SORRENTO, LA - AUGUST 17: Travis Guedry and his dog Ziggy glide through floodwaters keeping an eye out for people in need on August 17, 2016 in Sorrento, Louisiana. Tremendous downpours have resulted in disastrous flooding, responsible for at least seven deaths and thousands of homes being damaged. (Photo by Joe Raedle/Getty Images)
The White House said Friday that Obama plans to travel to Baton Rouge on Tuesday.
As for other major politicians, as of Thursday, Hillary Clinton had mentioned the floods once in a tweet.
Donald Trump had said nothing until Friday, when he toured the flood-stricken regions of the state, spoke to people affected by the disaster and helped hand out relief supplies.
So why does it seem like no one is treating the flooding in Louisiana for what it truly is -- a disaster?
Officials in Louisiana have a few ideas.
"When you have a storm that is unnamed, it wasn't a tropical storm and it wasn't a hurricane, a lot of times people underestimate the impact it would have.

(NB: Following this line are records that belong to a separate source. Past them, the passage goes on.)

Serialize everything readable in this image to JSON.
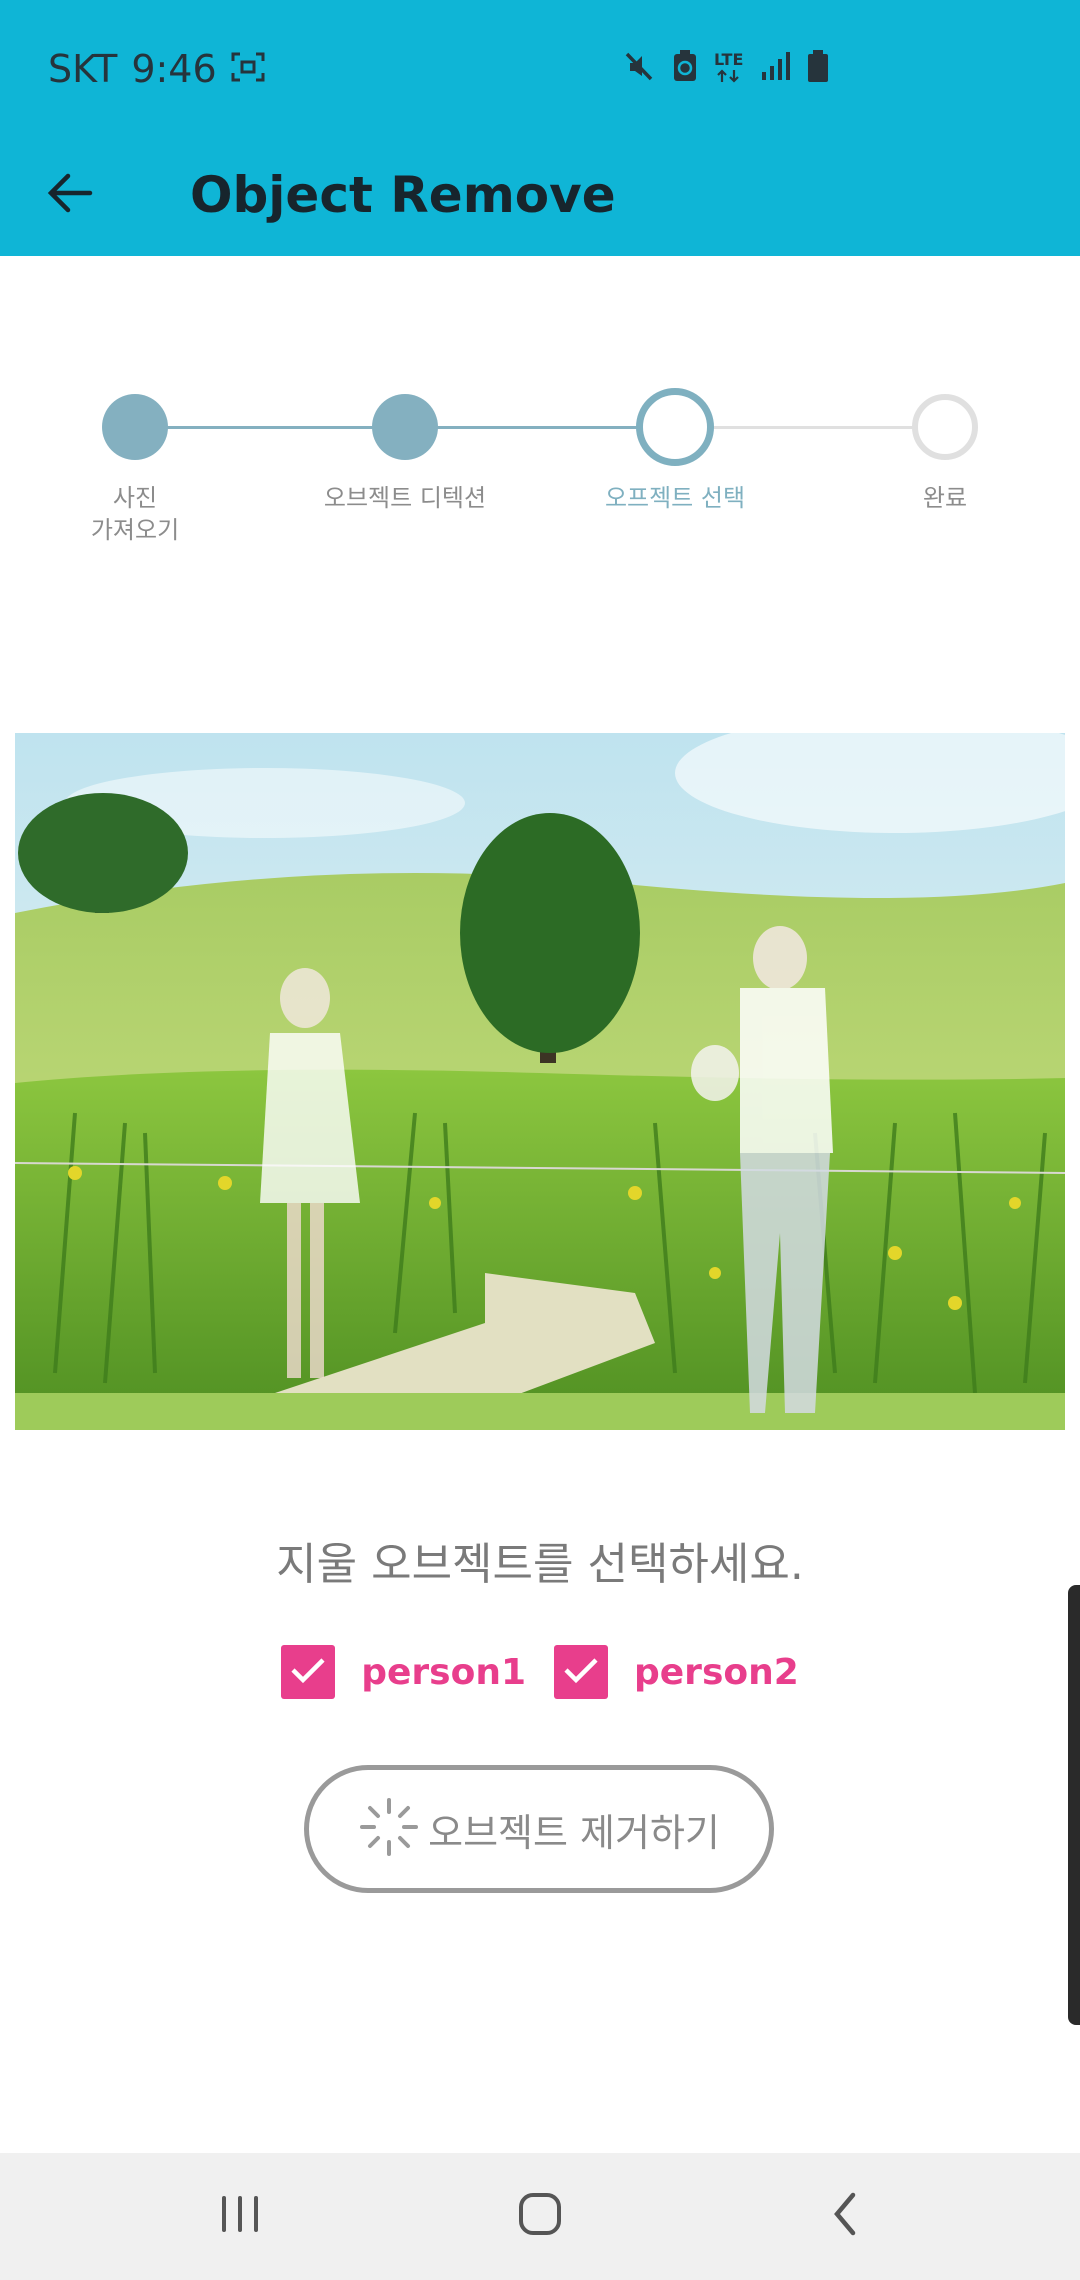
{
  "status_bar": {
    "carrier": "SKT",
    "time": "9:46",
    "network": "LTE",
    "icons": [
      "screenshot-icon",
      "mute-icon",
      "battery-saver-icon",
      "lte-icon",
      "signal-icon",
      "battery-icon"
    ]
  },
  "app_bar": {
    "title": "Object Remove",
    "back_icon": "arrow-left-icon"
  },
  "stepper": {
    "steps": [
      {
        "label": "사진\n가져오기",
        "state": "done"
      },
      {
        "label": "오브젝트 디텍션",
        "state": "done"
      },
      {
        "label": "오프젝트 선택",
        "state": "current"
      },
      {
        "label": "완료",
        "state": "pending"
      }
    ],
    "colors": {
      "done": "#84b0c0",
      "current": "#7fb0c0",
      "pending": "#e0e0e0",
      "current_label": "#7fb0c0"
    }
  },
  "photo": {
    "description_icon": "photo-couple-field"
  },
  "instruction": "지울 오브젝트를 선택하세요.",
  "objects": [
    {
      "label": "person1",
      "checked": true
    },
    {
      "label": "person2",
      "checked": true
    }
  ],
  "remove_button": {
    "label": "오브젝트 제거하기",
    "icon": "spinner-icon"
  },
  "nav_bar": {
    "icons": [
      "recent-apps-icon",
      "home-icon",
      "back-icon"
    ]
  },
  "colors": {
    "accent": "#0fb5d6",
    "check": "#e83e8c"
  }
}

But this is historic," Louisiana Gov. John Bel Edwards told reporters.
And a rep for the Federal Emergency Management Agency said, "You had the Olympics, you've got the election, and if you looked at the national news, you're probably only on the third or fourth page."
The Red Cross has estimated it will cost at least $30 million to repair the devastation in Louisiana once the floodwaters recede. The organization is encouraging donations.